| Current mood: | depressed |
| Current music: | i wanna be bad |
miss me!
wow -» already another year has passed! i have alot of good memories from this year, as well as alotta bad ones :(... lol but anyway...so much for the first day of the year... 2day was terrible!
i woke up showered but didnt bother 2 get ready assuming that i wasnt doing anything.... so its like 2:30 when my mom tells me 2 get in the car... ive never gotten ready so fast in my lifee...lol! turns out we were drivin up 2 fishkill to look for houses.. (if it isnt obvious..im moving somewhere up there =[ )..
the car ride was hell... 3 hours just driving with my brothers nd sister, and both parents.. we were just driving up in fishkill nd woppengers for hours..and turns out we didnt look at much.. what a waste!!
grr i really dnt wanna move... while everyone else is excited, im almost to the point of bein depressed!!! i mean i dont like changes, at all... and i hate starting over!! its like im gonna hav a whole new life up there.. imma have 2 make friends, meet people, get used to a whole other highschool, its everything!! i mean ive always seen big beautiful houses and thought "wow i wish i lived in one of them".. but now that i am gettin one of those big beautiful houses.. i dont even care anymore!! id rather live in my little house, on my little street, in the little town of buchanan! its all i kno, and all i planned on knowing!! i didnt plan on moving till i got married or was old enough to get an apartment!! well i guess i better get used to it...cuz i have a feeling that i wont be here much longer...
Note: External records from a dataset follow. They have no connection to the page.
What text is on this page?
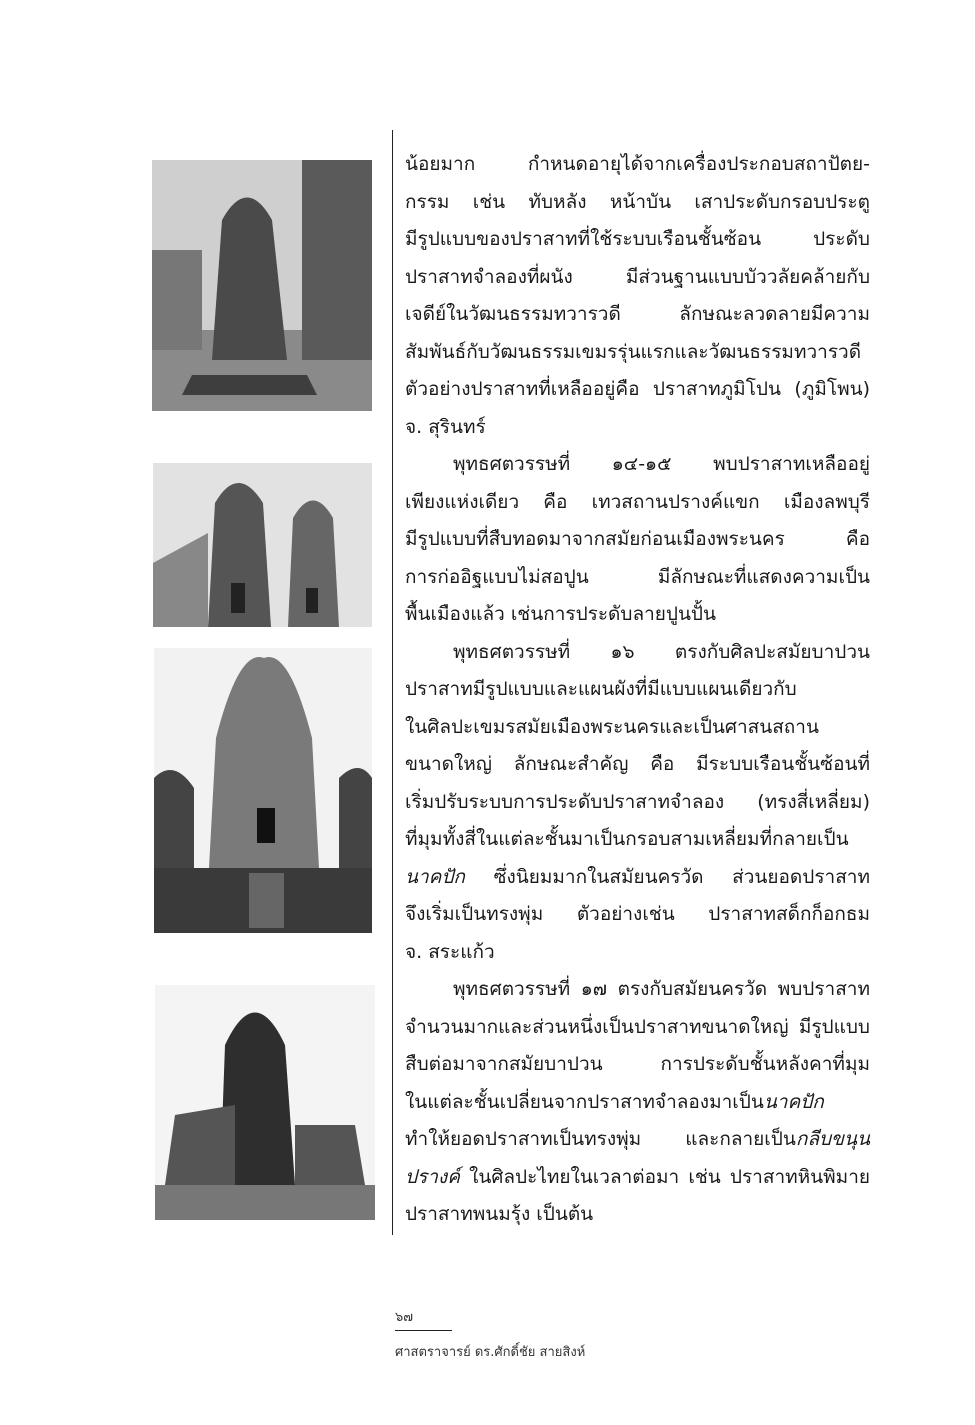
น้อยมาก กำหนดอายุได้จากเครื่องประกอบสถาปัตย-
กรรม เช่น ทับหลัง หน้าบัน เสาประดับกรอบประตู
มีรูปแบบของปราสาทที่ใช้ระบบเรือนชั้นซ้อน ประดับ
ปราสาทจำลองที่ผนัง มีส่วนฐานแบบบัววลัยคล้ายกับ
เจดีย์ในวัฒนธรรมทวารวดี ลักษณะลวดลายมีความ
สัมพันธ์กับวัฒนธรรมเขมรรุ่นแรกและวัฒนธรรมทวารวดี
ตัวอย่างปราสาทที่เหลืออยู่คือ ปราสาทภูมิโปน (ภูมิโพน)
จ. สุรินทร์
พุทธศตวรรษที่ ๑๔-๑๕ พบปราสาทเหลืออยู่
เพียงแห่งเดียว คือ เทวสถานปรางค์แขก เมืองลพบุรี
มีรูปแบบที่สืบทอดมาจากสมัยก่อนเมืองพระนคร คือ
การก่ออิฐแบบไม่สอปูน มีลักษณะที่แสดงความเป็น
พื้นเมืองแล้ว เช่นการประดับลายปูนปั้น
พุทธศตวรรษที่ ๑๖ ตรงกับศิลปะสมัยบาปวน
ปราสาทมีรูปแบบและแผนผังที่มีแบบแผนเดียวกับ
ในศิลปะเขมรสมัยเมืองพระนครและเป็นศาสนสถาน
ขนาดใหญ่ ลักษณะสำคัญ คือ มีระบบเรือนชั้นซ้อนที่
เริ่มปรับระบบการประดับปราสาทจำลอง (ทรงสี่เหลี่ยม)
ที่มุมทั้งสี่ในแต่ละชั้นมาเป็นกรอบสามเหลี่ยมที่กลายเป็น
นาคปัก ซึ่งนิยมมากในสมัยนครวัด ส่วนยอดปราสาท
จึงเริ่มเป็นทรงพุ่ม ตัวอย่างเช่น ปราสาทสด็กก็อกธม
จ. สระแก้ว
พุทธศตวรรษที่ ๑๗ ตรงกับสมัยนครวัด พบปราสาท
จำนวนมากและส่วนหนึ่งเป็นปราสาทขนาดใหญ่ มีรูปแบบ
สืบต่อมาจากสมัยบาปวน การประดับชั้นหลังคาที่มุม
ในแต่ละชั้นเปลี่ยนจากปราสาทจำลองมาเป็นนาคปัก
ทำให้ยอดปราสาทเป็นทรงพุ่ม และกลายเป็นกลีบขนุน
ปรางค์ ในศิลปะไทยในเวลาต่อมา เช่น ปราสาทหินพิมาย
ปราสาทพนมรุ้ง เป็นต้น
๖๗
ศาสตราจารย์ ดร.ศักดิ์ชัย สายสิงห์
im gonna miss everything, nd everyonee! i mean sure everyone says "we`ll keep in touch".. but it never happens.. ive moved before and still havent heard from old friends! lol but wut can ya do???
i heard dad talkin on the phone bout an archetect 2day... so i guess thers ::hope::.. small chance but its better that way.. i really hate everything bout this..someone shoot me!